# Data & Apprentissage, M2CHPS

## Assignments - Part 1

**Lecturer:** [Argyris Kalogeratos](http://kalogeratos.com) (contact: argyris.kalogeratos@ens-paris-saclay.fr).   
**Sylabus:** [http://nvayatis.perso.math.cnrs.fr/CHPScourse-2024.html](http://nvayatis.perso.math.cnrs.fr/CHPScourse-2023.html)

The most updated version of this file can be found at the webpage:  
[http://kalogeratos.com/MyCourses/DML-M2HPC/Assignments1.ipynb](http://kalogeratos.com/psite/files/MyCourses/DML-M2HPC/Assignments1.ipynb).

## 0. Before you start

* Work on the assignment either alone or in a team of two (pair). Students that will work alone will benefit from a 15% bonus. Important: The point in working in a pair is not to split the work, but to collaborate! 
* Prepare **a single jupiter notebook** in a report-like format for all the exercises. Use this notebook as a starting point and place your answers just below each exercise. Describe properly what you do in each step of your solution, followed by your well-commented code implementation that can automatically produce figures and numerical results. Results should also be well-commented and discussed. Your comments can be either in English or in French.
* If you need to provide mathematical expressions, incorporate all that in your notebook in a latex form (not handwritten!). 
* Important: send your notebook that includes all your work and any additional files you used (e.g. datasets) at by email, with a title ``M2CHPS <year> - <Surname1> & <Surname2>``. The title of the notebook should have the surnames of the students. The body of the email should also mention the students' names and how the work was split among them; if you face difficulties in precising this with your classmate, please write individual emails. 
* Always use references for things you reuse (e.g. internet, forums, books, published papers, etc.)
* Do not copy-paste from the internet recipies that do the asked thing (or what is most usually observed: to use something relevant but not exactly what is asked). You need to understand what you use (sources should be properly referenced), adapt it to what each exercise asks for, and comment clearly the results. Poorly commented and explained pieces of work/code will not be taken seriously into account. 
* Copying from one another is not acceptable. We are strict with that: cheating in even one exercise will incur **a zero to all projects** (not just one assignement) and possible disqualification from the exams. Your work will be cross-checked against anything similar submitted from past students of the course.
* The assignments will be examined orally at the end of the semester. Each group of students should be able to explain in about 10 mins all what they did, and answer short questions.
* **Deadline: midnight of Monday 20/10**. 

## Exercise 1 - [30%]
Read about the iterative [RANdom SAmple Consensus (RANSAC)](https://en.wikipedia.org/wiki/Random_sample_consensus) method for robust linear regression. Consult also the material of the Lab and the documentation of scikit learn.

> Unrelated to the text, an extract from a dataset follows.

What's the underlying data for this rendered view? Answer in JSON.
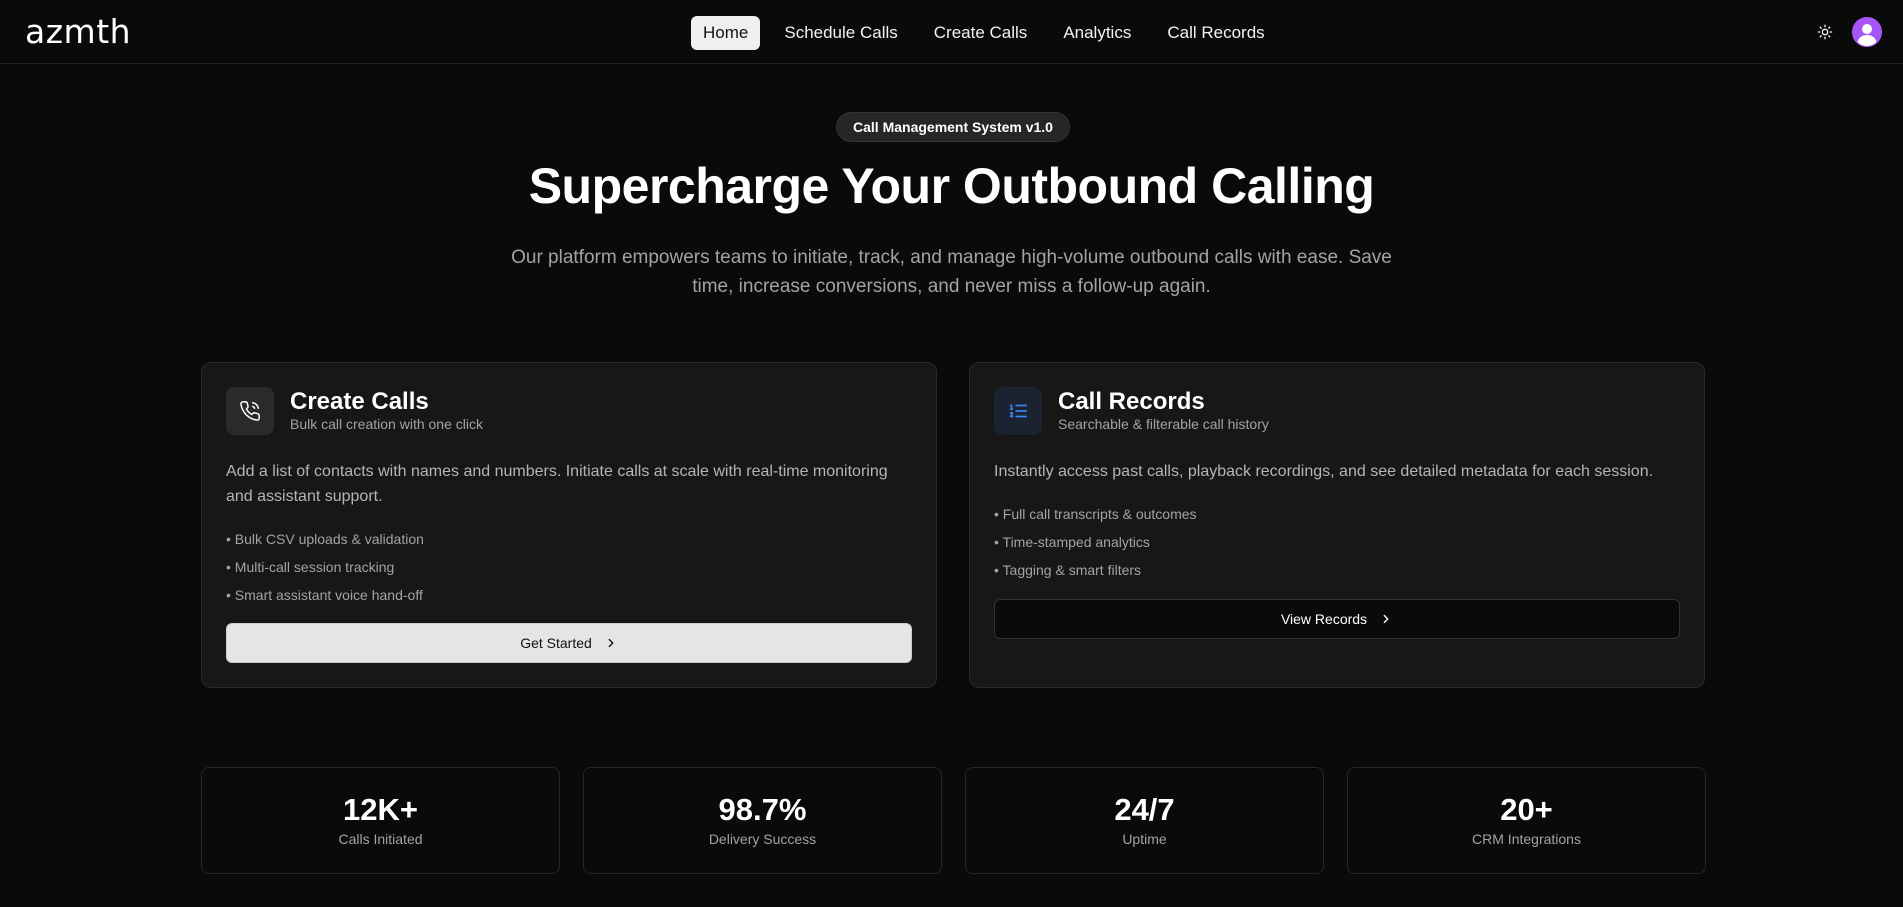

**a)** Implement from scratch your own code for the RANSAC algorithm. You can still use as a building block the native linear regression of scikit learn in your implementation. Then, compare it with the simple linear regression and the build-in RANSAC implementation of scikit learn.

a1) Apply your solution to the dataset of the example given in [Lab 2](http://kalogeratos.com/MyCourses/DML-M2HPC/Lab2.ipynb) to see that it  matches the behavior of the already coded method of scikit learn. Create plots including the linear models found by the typical linear regressor, the scikit RANSAC, and you version(s).

a2) Apply your method to the following cases:
* Use only the part of the inliners that comes from the inclined linear model (about 1000 points). Add extra $p$% of noisy points (where $p$ can be 5%, 10%, 20%, 30%) by picking random elements of the data and perturbing them "sufficiently" with a Gaussian noise so that they get dislocated far from the rest of the data on both sides.
* Do as before, but constrain the perturbation to be only positive (all noisy points will be above the inline data).
* Do as before, but the perturbed data will not be randomly selected, but rather correspond to the $p$% of the points with lower $y$ coordinate (the points at the lower left part of the plot).

What differences do you observe among these cases. Report with illustrative results and comments. You can test additional cases using the same data generation code, after changing some of the parameters (e.g. the number of outliers and their distance to the inliers).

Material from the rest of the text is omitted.